Thousands of authors urge AI companies to stop stealing books
AI also threatens “young writers and voices from under-represented communities”
More than 8,000 famous writers, including Margaret Atwood, Nora Roberts, and Michael Chabon, have, in an open letter, called out to CEOs of OpenAI, Alphabet, Meta, Stability AI, and IBM to stop stealing their copyrighted materials in training their generative Artificial Intelligence models.
The authors also asked the tech companies behind large language models like ChatGPT, Bard, LLaMa to “obtain consent, credit, and fairly compensate writers”, even as the companies make millions, out of their hard-earned work -- worth for which has declined at the advent of AI.
“Generative AI technologies built on large language models owe their existence to our writings. These technologies mimic and regurgitate our language, stories, style, and ideas,” they wrote.
The petition of the writers, under the New York-based Authors Guild, said their copyrighted books, articles, essays, and poetry have become the “food” for AI systems, for which “there has been no bill”.
“You’re spending billions of dollars to develop AI technology. It is only fair that you compensate us for using our writings, without which AI would be banal and extremely limited.”
The authors further said that generative AI is damaging their profession as it is “flooding the market with mediocre, machine-written books, stories, and journalism” - all that is based on their hard earned work.
AI also threatens “young writers and voices from under-represented communities”.

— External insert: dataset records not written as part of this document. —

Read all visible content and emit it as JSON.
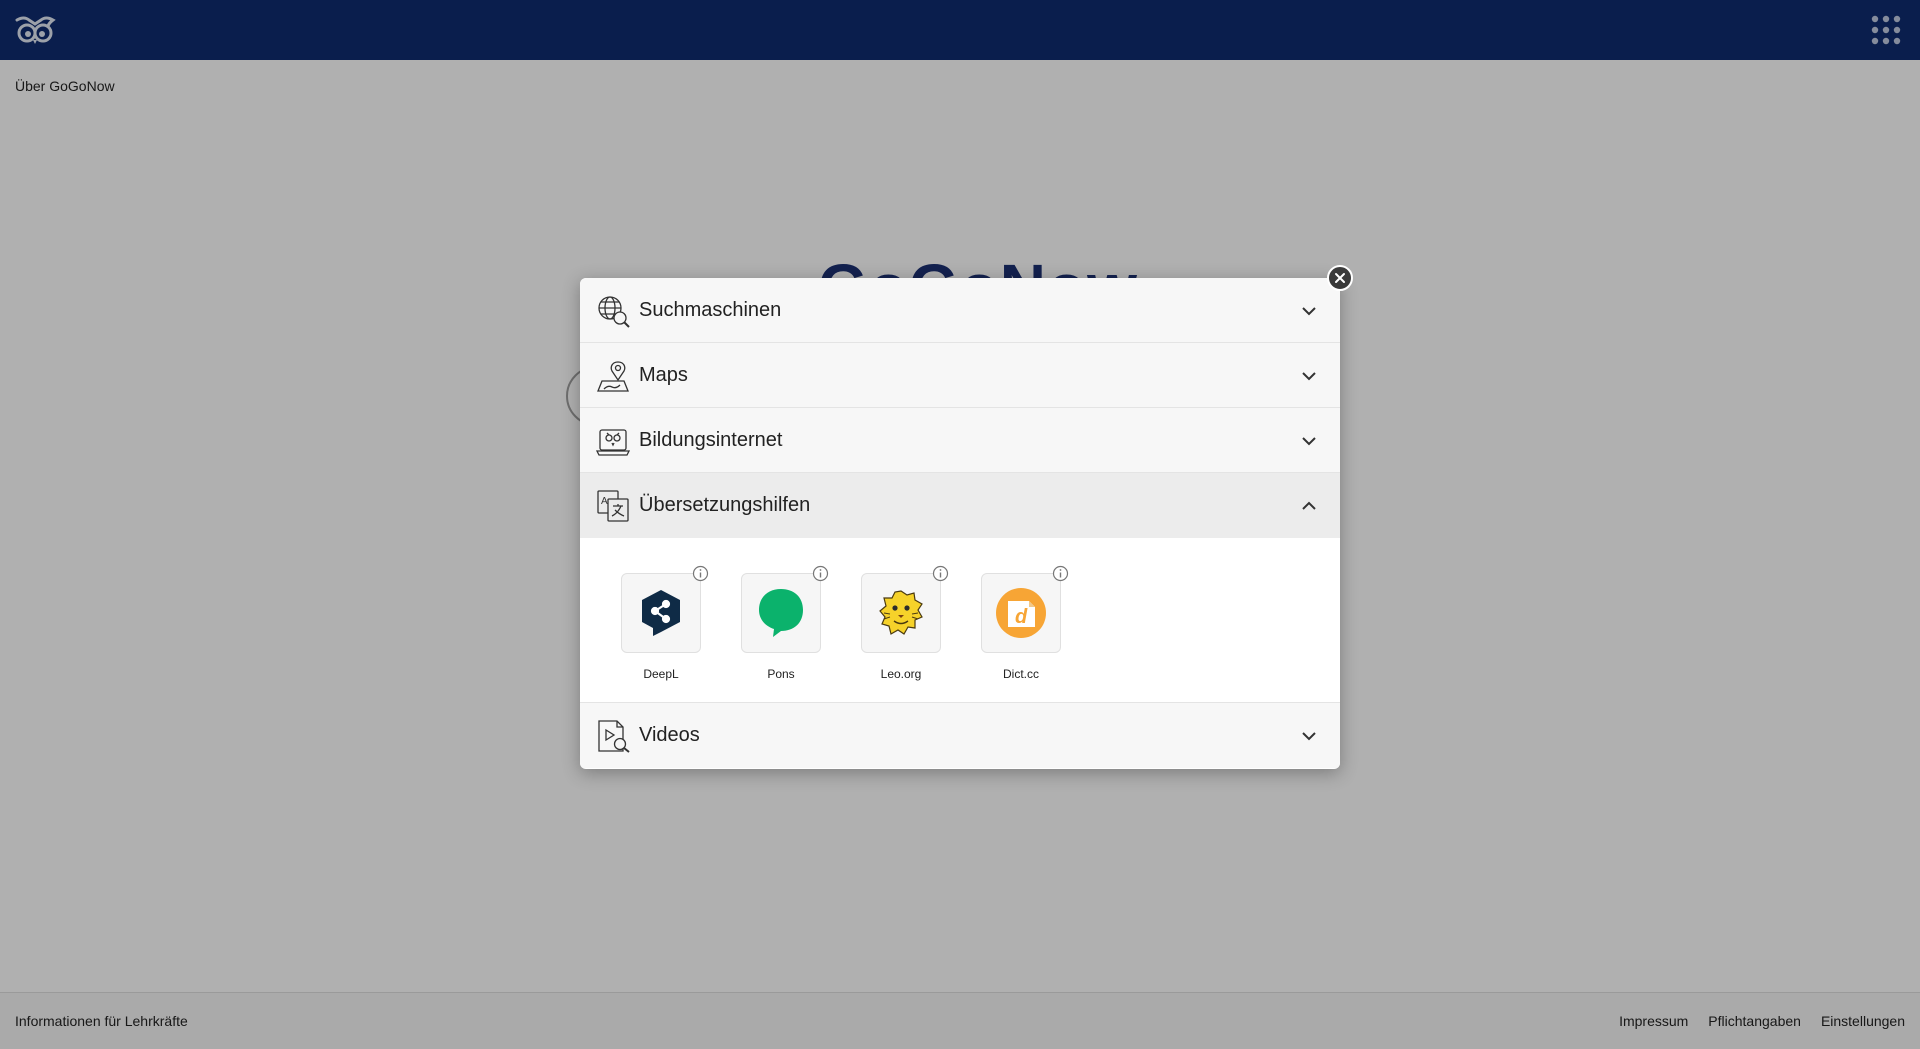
{
  "header": {
    "logo_icon": "owl-logo-icon",
    "apps_icon": "apps-grid-icon"
  },
  "nav": {
    "about_label": "Über GoGoNow"
  },
  "hero": {
    "title": "GoGoNow"
  },
  "modal": {
    "close_icon": "close-icon",
    "sections": [
      {
        "label": "Suchmaschinen",
        "icon": "globe-search-icon",
        "expanded": false
      },
      {
        "label": "Maps",
        "icon": "map-pin-icon",
        "expanded": false
      },
      {
        "label": "Bildungsinternet",
        "icon": "laptop-owl-icon",
        "expanded": false
      },
      {
        "label": "Übersetzungshilfen",
        "icon": "translate-icon",
        "expanded": true,
        "items": [
          {
            "label": "DeepL",
            "icon": "deepl-logo-icon"
          },
          {
            "label": "Pons",
            "icon": "pons-logo-icon"
          },
          {
            "label": "Leo.org",
            "icon": "leo-logo-icon"
          },
          {
            "label": "Dict.cc",
            "icon": "dictcc-logo-icon"
          }
        ]
      },
      {
        "label": "Videos",
        "icon": "video-search-icon",
        "expanded": false
      }
    ]
  },
  "footer": {
    "teachers_label": "Informationen für Lehrkräfte",
    "links": [
      "Impressum",
      "Pflichtangaben",
      "Einstellungen"
    ]
  },
  "colors": {
    "brand_navy": "#0f2a6b",
    "deepl_navy": "#0f2b46",
    "pons_green": "#0bb26c",
    "dictcc_orange": "#f7a535"
  }
}
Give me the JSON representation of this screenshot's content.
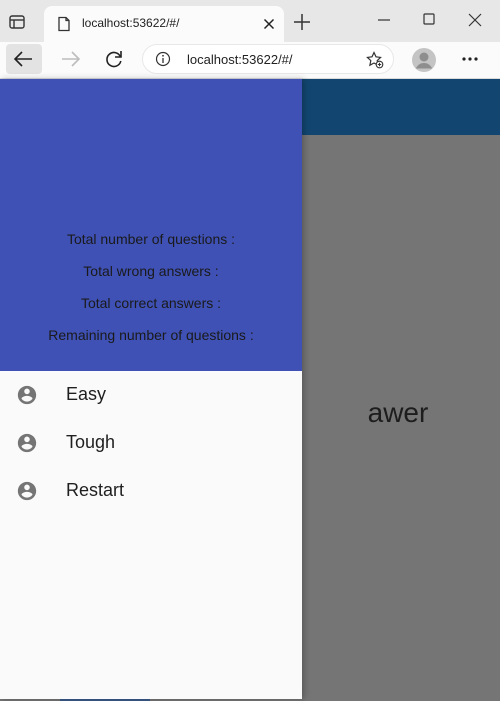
{
  "browser": {
    "tab_title": "localhost:53622/#/",
    "address": "localhost:53622/#/"
  },
  "page": {
    "background_text": "awer"
  },
  "drawer": {
    "header_color": "#3f51b5",
    "stats": [
      {
        "label": "Total number of questions :"
      },
      {
        "label": "Total wrong answers :"
      },
      {
        "label": "Total correct answers :"
      },
      {
        "label": "Remaining number of questions :"
      }
    ],
    "menu": [
      {
        "label": "Easy",
        "icon": "account-circle-icon"
      },
      {
        "label": "Tough",
        "icon": "account-circle-icon"
      },
      {
        "label": "Restart",
        "icon": "account-circle-icon"
      }
    ]
  },
  "colors": {
    "appbar": "#124670",
    "scrim": "#757575"
  }
}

To mitigate the damage to their profession, the authors asked the AI leaders to “obtain permission for use of our copyrighted material in your generative AI programmes; compensate writers fairly for the past and ongoing use of our works in your generative AI programmes; compensate writers fairly for the use of our works in AI output, whether or not the outputs are infringing under current law”.
“We hope you will appreciate the gravity of our concerns and that you will work with us to ensure, in the years to come, a healthy ecosystem for authors and journalists."